The first of two Israeli Iron Dome missile defence batteries were delivered to the United States (US) military yesterday, a year after a deal for their purchase was signed.
In August last year, the US finalised a contract to acquire two Iron Dome missile defence system batteries to enhance its short-range missile defence capabilities.
According to the Jerusalem Post, the purchase included 12 launchers, two sensors, two battlement management centres and 240 interceptors, at a cost of $1.5 billion.
The fully mobile system carries ten kilogrammes of explosives and can intercept an incoming projectile from four to 70 kilometres away.
Developed by Rafael Advanced Defence Systems and Israel Aerospace Industries, the system will be used "in the defense of US troops against a variety of ballistic and aerial threats," according to a Defence Ministry statement.

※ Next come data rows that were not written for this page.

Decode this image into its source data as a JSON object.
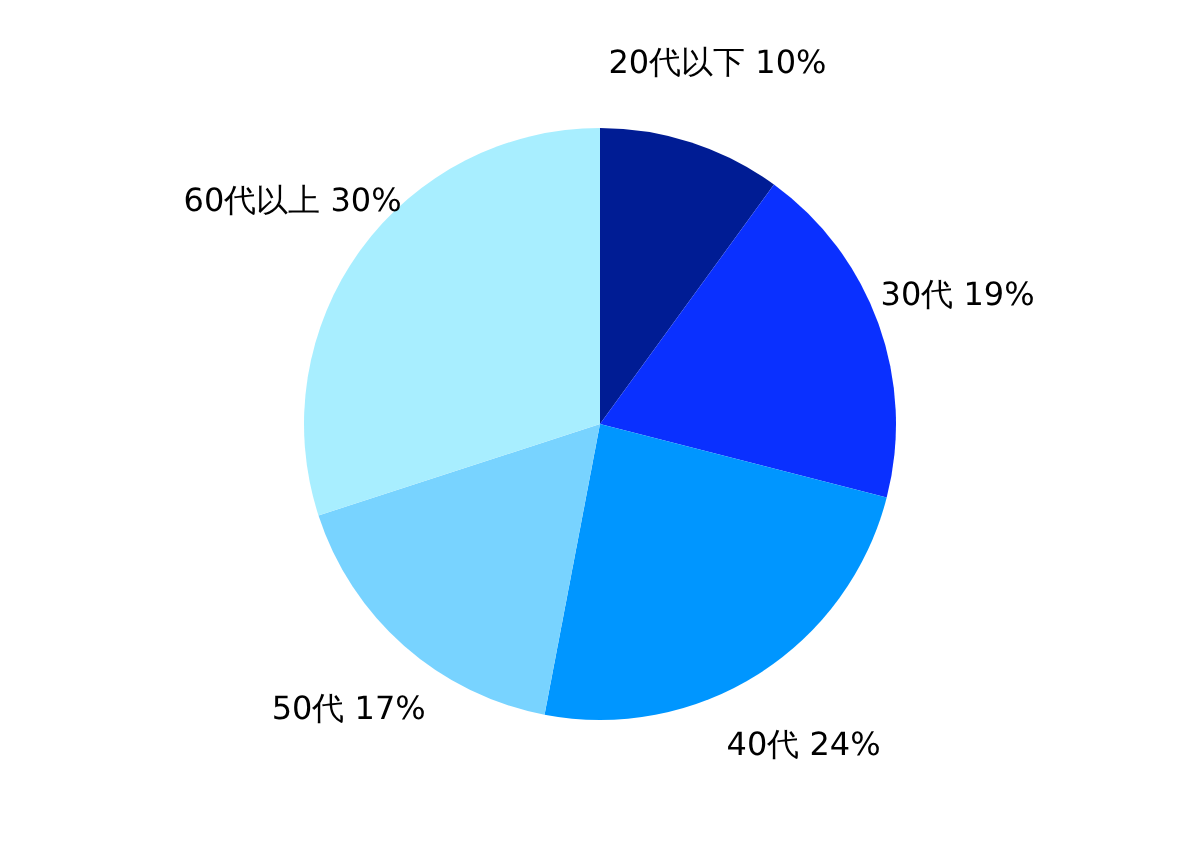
{
  "chart_data": {
    "type": "pie",
    "categories": [
      "20代以下",
      "30代",
      "40代",
      "50代",
      "60代以上"
    ],
    "values": [
      10,
      19,
      24,
      17,
      30
    ],
    "value_labels": [
      "10%",
      "19%",
      "24%",
      "17%",
      "30%"
    ],
    "colors": [
      "#001c94",
      "#0a30ff",
      "#0096ff",
      "#78d3ff",
      "#a8eeff"
    ]
  }
}
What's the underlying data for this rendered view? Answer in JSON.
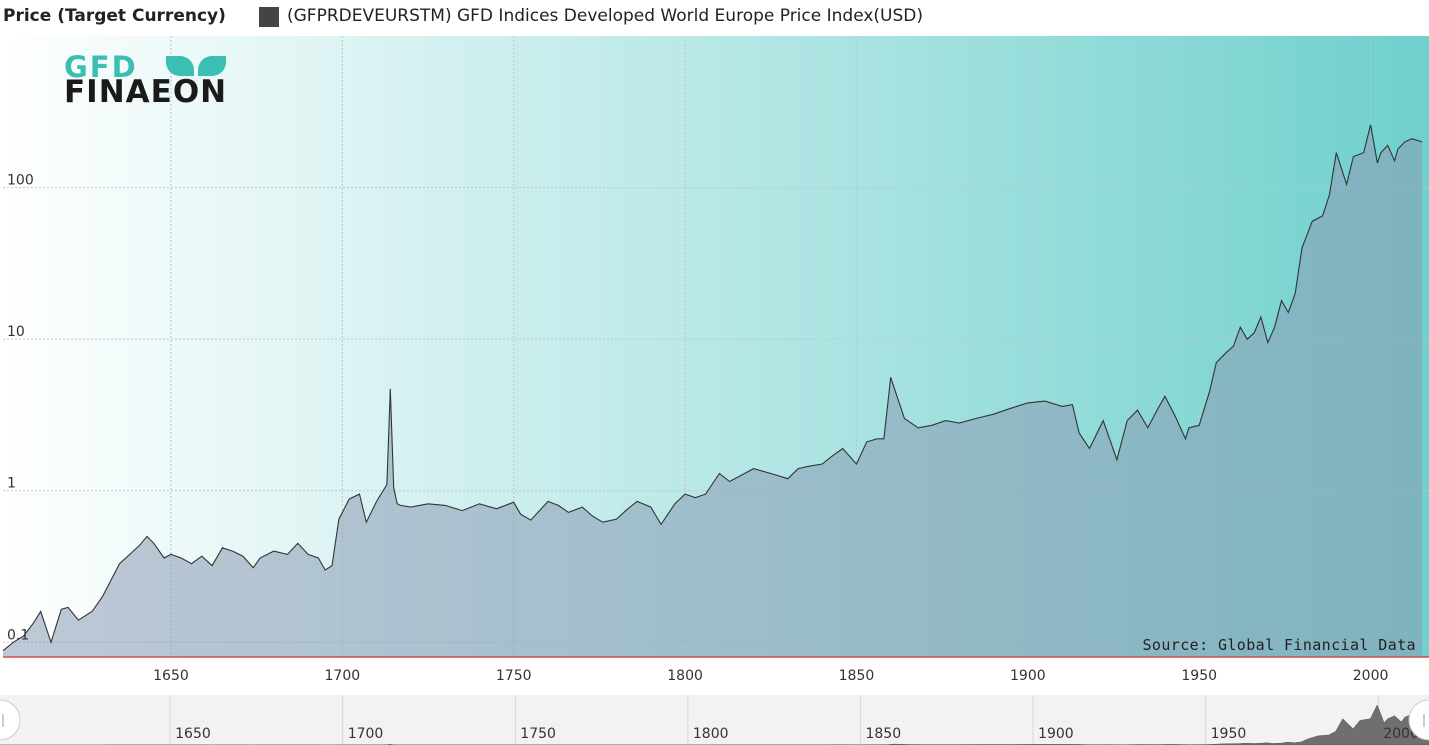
{
  "legend": {
    "title": "Price (Target Currency)",
    "series_label": "(GFPRDEVEURSTM) GFD Indices Developed World Europe Price Index(USD)",
    "swatch_color": "#444444"
  },
  "logo": {
    "line1": "GFD",
    "line2": "FINAEON",
    "accent_color": "#3bbfb3"
  },
  "source_note": "Source: Global Financial Data",
  "colors": {
    "bg_left": "#ffffff",
    "bg_right": "#6fd0cd",
    "area_fill": "#8a9ab4",
    "line": "#333333"
  },
  "chart_data": {
    "type": "area",
    "title": "",
    "xlabel": "",
    "ylabel": "",
    "yscale": "log",
    "xlim": [
      1601,
      2015
    ],
    "ylim": [
      0.08,
      1000
    ],
    "grid": true,
    "x_ticks": [
      1650,
      1700,
      1750,
      1800,
      1850,
      1900,
      1950,
      2000
    ],
    "y_ticks": [
      0.1,
      1,
      10,
      100
    ],
    "y_tick_labels": [
      "0.1",
      "1",
      "10",
      "100"
    ],
    "series": [
      {
        "name": "(GFPRDEVEURSTM) GFD Indices Developed World Europe Price Index(USD)",
        "x": [
          1601,
          1604,
          1607,
          1610,
          1612,
          1615,
          1618,
          1620,
          1623,
          1627,
          1630,
          1635,
          1638,
          1641,
          1643,
          1645,
          1648,
          1650,
          1653,
          1656,
          1659,
          1662,
          1665,
          1668,
          1671,
          1674,
          1676,
          1680,
          1684,
          1687,
          1690,
          1693,
          1695,
          1697,
          1699,
          1702,
          1705,
          1707,
          1710,
          1713,
          1714,
          1715,
          1716,
          1717,
          1720,
          1725,
          1730,
          1735,
          1740,
          1745,
          1750,
          1752,
          1755,
          1760,
          1763,
          1766,
          1770,
          1773,
          1776,
          1780,
          1783,
          1786,
          1790,
          1793,
          1797,
          1800,
          1803,
          1806,
          1810,
          1813,
          1816,
          1820,
          1825,
          1830,
          1833,
          1836,
          1840,
          1843,
          1846,
          1850,
          1853,
          1856,
          1858,
          1860,
          1864,
          1868,
          1872,
          1876,
          1880,
          1885,
          1890,
          1895,
          1900,
          1905,
          1910,
          1913,
          1915,
          1918,
          1922,
          1926,
          1929,
          1932,
          1935,
          1938,
          1940,
          1943,
          1946,
          1947,
          1950,
          1953,
          1955,
          1958,
          1960,
          1962,
          1964,
          1966,
          1968,
          1970,
          1972,
          1974,
          1976,
          1978,
          1980,
          1983,
          1986,
          1988,
          1990,
          1993,
          1995,
          1998,
          2000,
          2002,
          2003,
          2005,
          2007,
          2008,
          2010,
          2012,
          2015
        ],
        "y": [
          0.088,
          0.1,
          0.11,
          0.135,
          0.16,
          0.1,
          0.165,
          0.17,
          0.14,
          0.16,
          0.2,
          0.33,
          0.38,
          0.44,
          0.5,
          0.45,
          0.36,
          0.38,
          0.36,
          0.33,
          0.37,
          0.32,
          0.42,
          0.4,
          0.37,
          0.31,
          0.36,
          0.4,
          0.38,
          0.45,
          0.38,
          0.36,
          0.3,
          0.32,
          0.65,
          0.88,
          0.95,
          0.62,
          0.85,
          1.1,
          4.7,
          1.05,
          0.82,
          0.8,
          0.78,
          0.82,
          0.8,
          0.74,
          0.82,
          0.76,
          0.84,
          0.7,
          0.64,
          0.85,
          0.8,
          0.72,
          0.78,
          0.68,
          0.62,
          0.65,
          0.75,
          0.85,
          0.78,
          0.6,
          0.82,
          0.95,
          0.9,
          0.95,
          1.3,
          1.15,
          1.25,
          1.4,
          1.3,
          1.2,
          1.4,
          1.45,
          1.5,
          1.7,
          1.9,
          1.5,
          2.1,
          2.2,
          2.2,
          5.6,
          3.0,
          2.6,
          2.7,
          2.9,
          2.8,
          3.0,
          3.2,
          3.5,
          3.8,
          3.9,
          3.6,
          3.7,
          2.4,
          1.9,
          2.9,
          1.6,
          2.9,
          3.4,
          2.6,
          3.5,
          4.2,
          3.1,
          2.2,
          2.6,
          2.7,
          4.5,
          7.0,
          8.2,
          9.0,
          12,
          10,
          11,
          14,
          9.5,
          12,
          18,
          15,
          20,
          40,
          60,
          65,
          90,
          170,
          105,
          160,
          170,
          260,
          145,
          170,
          190,
          150,
          180,
          200,
          210,
          200
        ]
      }
    ]
  },
  "navigator": {
    "ticks": [
      1650,
      1700,
      1750,
      1800,
      1850,
      1900,
      1950,
      2000
    ],
    "handle_left_icon": "scroll-handle-left-icon",
    "handle_right_icon": "scroll-handle-right-icon"
  }
}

The second battery will be delivered "in the near future within the framework of the agreement," the statement added.
Defence Minister Benny Gantz, who recently returned from a trip to Washington, hailed the sale as proof of close cooperation between the US and Israel.
He said: "Last week I visited the United States and met with senior officials in the US Department of Defense and in the military. Among other things, we discussed procurement and information sharing in the field of technology."
"The completion of this agreement serves as further proof that the defence alliance is based on common values and interests, which are stronger than ever."
The US and Israel already cooperate extensively on security matters. Israel's big three defence companies, Elbit Systems, IAI and Rafael, have numerous cooperative projects with America.